WASHINGTON AND LOS ANGELES — EVER since it began more than 12 months ago the trial of O.J. Simpson has gripped America as few other criminal cases this century have. Its characters - the jealous husband, the battered wife, the clueless houseguest - were transformed into actors in a morality play. Attorneys wove its evidence into stories as fascinating as any thriller plot.
But now the sensational story-telling has ended. Today the judgment begins, as the trial's 12 jurors start their first day of deliberations on Simpson's fate. Will they see the case as the prosecution has framed it, as an explosion of domestic violence? Or will they view the celebrity defendant as his attorneys portray him, the victim of bigoted police-force collusion?
It's a stark choice - and one that has deeply split the American public along racial lines. The start of the trial's decisive phase came as crowds gathered outside the courthouse and Los Angeles police went on alert in preparation for civil unrest after the verdict.
Whatever its merits as justice, the Simpson trial has revealed an astonishing gap in the way blacks and whites view the workings of the country's law-enforcement system. The disparity is so great that even President Clinton has been moved to say that the case should be seen as a verdict on an individual, not US society as a whole.

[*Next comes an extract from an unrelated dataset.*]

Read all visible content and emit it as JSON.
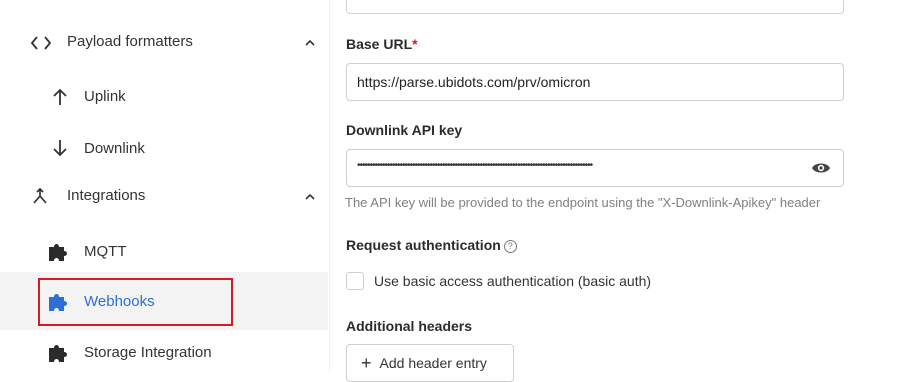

''I'm concerned about it,'' said Clinton on Friday. ''I hope the American people will not let this become some symbol of the larger racial issue in our country.''
The success of the Simpson defense team in presenting the case in racial terms - and particularly their exposure of prosecution witness former detective Mark Furhman as a lying racist - has led some legal experts to predict a hung jury or acquittal. But many admit that armchair cross-examination is easy. No one really knows what will happen in the jury room.

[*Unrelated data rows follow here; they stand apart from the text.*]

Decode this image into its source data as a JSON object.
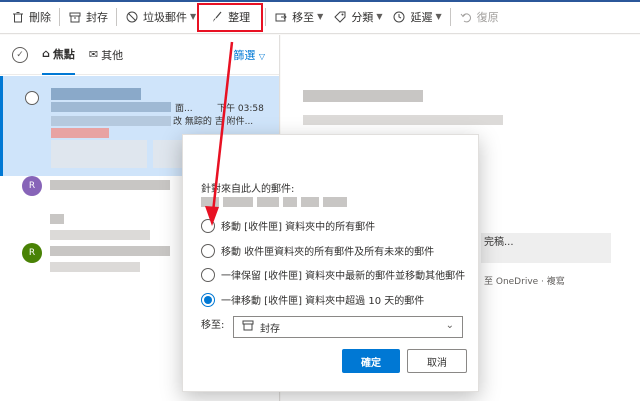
{
  "toolbar": {
    "items": [
      {
        "icon": "trash-icon",
        "glyph": "🗑",
        "label": "刪除"
      },
      {
        "icon": "archive-icon",
        "glyph": "▭",
        "label": "封存"
      },
      {
        "icon": "junk-icon",
        "glyph": "⊘",
        "label": "垃圾郵件"
      },
      {
        "icon": "sweep-icon",
        "glyph": "✎",
        "label": "整理"
      },
      {
        "icon": "move-icon",
        "glyph": "⎘",
        "label": "移至"
      },
      {
        "icon": "tag-icon",
        "glyph": "◇",
        "label": "分類"
      },
      {
        "icon": "clock-icon",
        "glyph": "◷",
        "label": "延遲"
      },
      {
        "icon": "undo-icon",
        "glyph": "↶",
        "label": "復原"
      }
    ]
  },
  "tabs": {
    "focused": "焦點",
    "other": "其他",
    "filter": "篩選"
  },
  "list": {
    "row1_snippet_a": "面...",
    "row1_time": "下午 03:58",
    "row1_snippet_b": "改 無踪的 吉 附件..."
  },
  "reading": {
    "link_text": "完稿...",
    "onedrive": "至 OneDrive · 複寫"
  },
  "dialog": {
    "sender_label": "針對來自此人的郵件:",
    "options": [
      "移動 [收件匣] 資料夾中的所有郵件",
      "移動 收件匣資料夾的所有郵件及所有未來的郵件",
      "一律保留 [收件匣] 資料夾中最新的郵件並移動其他郵件",
      "一律移動 [收件匣] 資料夾中超過 10 天的郵件"
    ],
    "selected_index": 3,
    "move_label": "移至:",
    "move_value": "封存",
    "ok": "確定",
    "cancel": "取消"
  },
  "colors": {
    "accent": "#0078d4",
    "highlight": "#e81123",
    "avatar_purple": "#8764b8",
    "avatar_green": "#498205"
  }
}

''So much is dependent on the dynamics of the jury room,'' says Myrna Raeder, an American Bar Association criminal justice expert. ''This may turn on who the foreperson is and how they control the process of deliberation and compromise.''
If nothing else, the end of testimony in the Simpson trial may mark the end of television's first live-broadcast miniseries. The lurid case proved irresistible to viewers: CNN viewership went up 500 percent after it began broadcasting proceedings live. Since mid-1994, ABC's Nightline has devoted some 15 percent of its air time to discussion of O.J.

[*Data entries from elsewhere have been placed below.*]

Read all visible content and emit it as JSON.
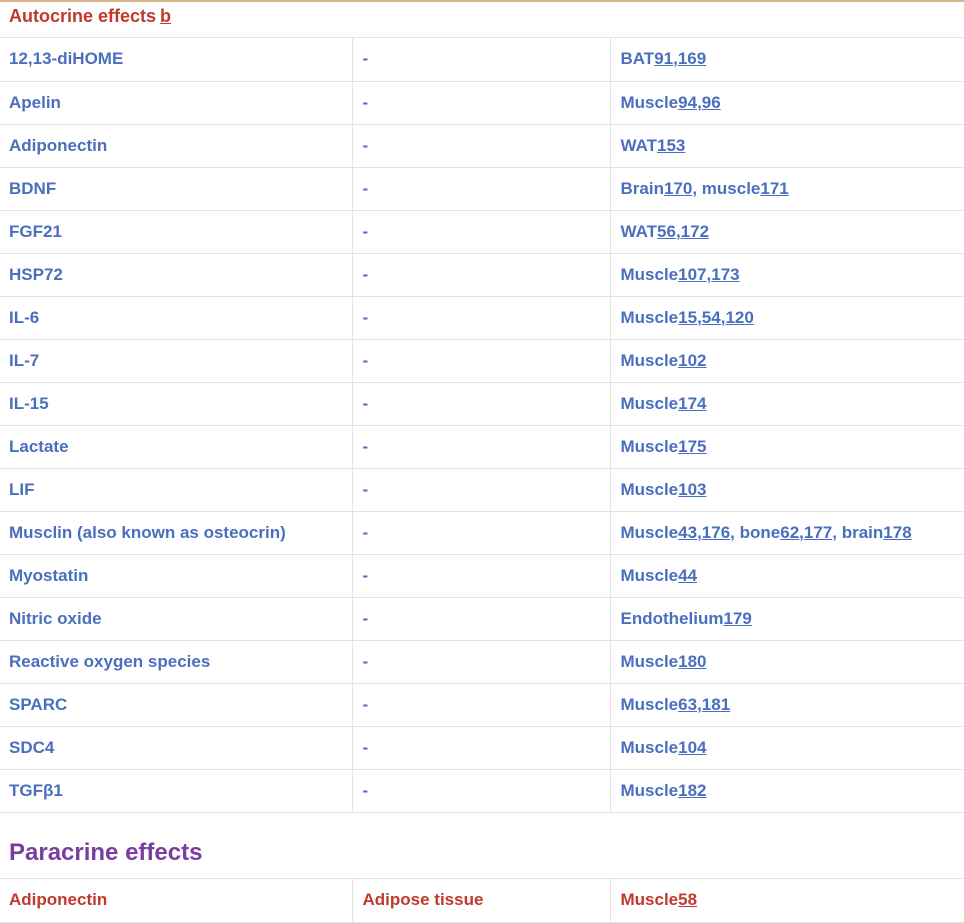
{
  "autocrine": {
    "title": "Autocrine effects",
    "note": "b",
    "rows": [
      {
        "name": "12,13-diHOME",
        "source": "-",
        "targets": [
          {
            "tissue": "BAT",
            "refs": [
              "91",
              "169"
            ]
          }
        ]
      },
      {
        "name": "Apelin",
        "source": "-",
        "targets": [
          {
            "tissue": "Muscle",
            "refs": [
              "94",
              "96"
            ]
          }
        ]
      },
      {
        "name": "Adiponectin",
        "source": "-",
        "targets": [
          {
            "tissue": "WAT",
            "refs": [
              "153"
            ]
          }
        ]
      },
      {
        "name": "BDNF",
        "source": "-",
        "targets": [
          {
            "tissue": "Brain",
            "refs": [
              "170"
            ]
          },
          {
            "tissue": "muscle",
            "refs": [
              "171"
            ]
          }
        ]
      },
      {
        "name": "FGF21",
        "source": "-",
        "targets": [
          {
            "tissue": "WAT",
            "refs": [
              "56",
              "172"
            ]
          }
        ]
      },
      {
        "name": "HSP72",
        "source": "-",
        "targets": [
          {
            "tissue": "Muscle",
            "refs": [
              "107",
              "173"
            ]
          }
        ]
      },
      {
        "name": "IL-6",
        "source": "-",
        "targets": [
          {
            "tissue": "Muscle",
            "refs": [
              "15",
              "54",
              "120"
            ]
          }
        ]
      },
      {
        "name": "IL-7",
        "source": "-",
        "targets": [
          {
            "tissue": "Muscle",
            "refs": [
              "102"
            ]
          }
        ]
      },
      {
        "name": "IL-15",
        "source": "-",
        "targets": [
          {
            "tissue": "Muscle",
            "refs": [
              "174"
            ]
          }
        ]
      },
      {
        "name": "Lactate",
        "source": "-",
        "targets": [
          {
            "tissue": "Muscle",
            "refs": [
              "175"
            ]
          }
        ]
      },
      {
        "name": "LIF",
        "source": "-",
        "targets": [
          {
            "tissue": "Muscle",
            "refs": [
              "103"
            ]
          }
        ]
      },
      {
        "name": "Musclin (also known as osteocrin)",
        "source": "-",
        "targets": [
          {
            "tissue": "Muscle",
            "refs": [
              "43",
              "176"
            ]
          },
          {
            "tissue": "bone",
            "refs": [
              "62",
              "177"
            ]
          },
          {
            "tissue": "brain",
            "refs": [
              "178"
            ]
          }
        ]
      },
      {
        "name": "Myostatin",
        "source": "-",
        "targets": [
          {
            "tissue": "Muscle",
            "refs": [
              "44"
            ]
          }
        ]
      },
      {
        "name": "Nitric oxide",
        "source": "-",
        "targets": [
          {
            "tissue": "Endothelium",
            "refs": [
              "179"
            ]
          }
        ]
      },
      {
        "name": "Reactive oxygen species",
        "source": "-",
        "targets": [
          {
            "tissue": "Muscle",
            "refs": [
              "180"
            ]
          }
        ]
      },
      {
        "name": "SPARC",
        "source": "-",
        "targets": [
          {
            "tissue": "Muscle",
            "refs": [
              "63",
              "181"
            ]
          }
        ]
      },
      {
        "name": "SDC4",
        "source": "-",
        "targets": [
          {
            "tissue": "Muscle",
            "refs": [
              "104"
            ]
          }
        ]
      },
      {
        "name": "TGFβ1",
        "source": "-",
        "targets": [
          {
            "tissue": "Muscle",
            "refs": [
              "182"
            ]
          }
        ]
      }
    ]
  },
  "paracrine": {
    "title": "Paracrine effects",
    "rows": [
      {
        "name": "Adiponectin",
        "source": "Adipose tissue",
        "targets": [
          {
            "tissue": "Muscle",
            "refs": [
              "58"
            ]
          }
        ]
      }
    ]
  },
  "colors": {
    "autocrine_text": "#4a6fbf",
    "paracrine_text": "#c0392b",
    "section_header_autocrine": "#c0392b",
    "section_header_paracrine": "#7a3ea1",
    "top_rule": "#d9b48a"
  }
}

A byproduct of this popularity may have been a mass audience education in the faults and virtues of the American legal system. A public used to unrealistic Perry Mason-like portrayals of court proceedings saw the real thing, from ''sidebar'' discussions held out of the jury's hearing, to the limits of rules of evidence and the implication of Fifth Amendment protection against self-incrimination.
It's important to remember, however, that in some ways the Simpson trial is no more reflective of day-to-day American justice than is ''Murder, She Wrote.'' Few murder defendants have the money to hire a team of expensive lawyers. Few cases are so notorious that the state throws as much effort into prosecution as it can muster.
''Most criminal cases look nothing like the O.J. trial,'' and in that sense it gives a false impression, notes Abbe Smith, deputy director of the Criminal Justice Institute at Harvard Law School in Cambridge, Mass.
The starts and stops and endless wrangling over details that characterized the Simpson case were unusual. But ''if it were your future on the line, you would want the criminal-justice system working on your behalf as it has for O.J., with every bit of evidence presented up and down, and left and right,'' says American University professor Richard Stack, the author of a book on public relations in criminal cases.
The Simpson defense team, notes Mr. Stack, crafted several tiers of messages for the jury. The first showed Simpson as an aggrieved family man who missed his kids. The second depicted him as an African-American at the mercy of a hostile white justice system. A third portrays him as the victim of police who bungled their investigation, whether through racial animosity or incompetence.
The prosecution, by contrast, focused less on crafting messages than on the mountain of circumstantial physical evidence that links Simpson to the crime. They tried to make the jury believe that defense efforts to bring the issue of race into the case were nothing but a smoke screen.
''In his closing arguments, [defense attorney] Mr. Cochran appealed strongly to the jury's emotions,'' says Robert Pugsley, a professor at Southwestern University School of Law in Los Angeles. ''The prosecution, by contrast, is imploring the jury to look dispassionately at all the evidence.''
Since the trial began, Americans have judged these efforts differently, depending on the prism of racial experience they see them through. Polls have consistently shown blacks are much more likely than whites to believe Simpson is innocent. A ''Dateline NBC'' survey released last week found that only 2 percent of black respondents believed Simpson guilty of first-degree murder. Forty percent of whites thought he was guilty.
The question thus becomes whether the defense has planted enough doubt about the case's physical evidence to make its attacks on the police ring true with jurors.
''I can personally justify a verdict in either direction without descending into the racism question - i.e., on the basis of differing interpretations of the evidence,'' concludes Ms. Raeder of the ABA.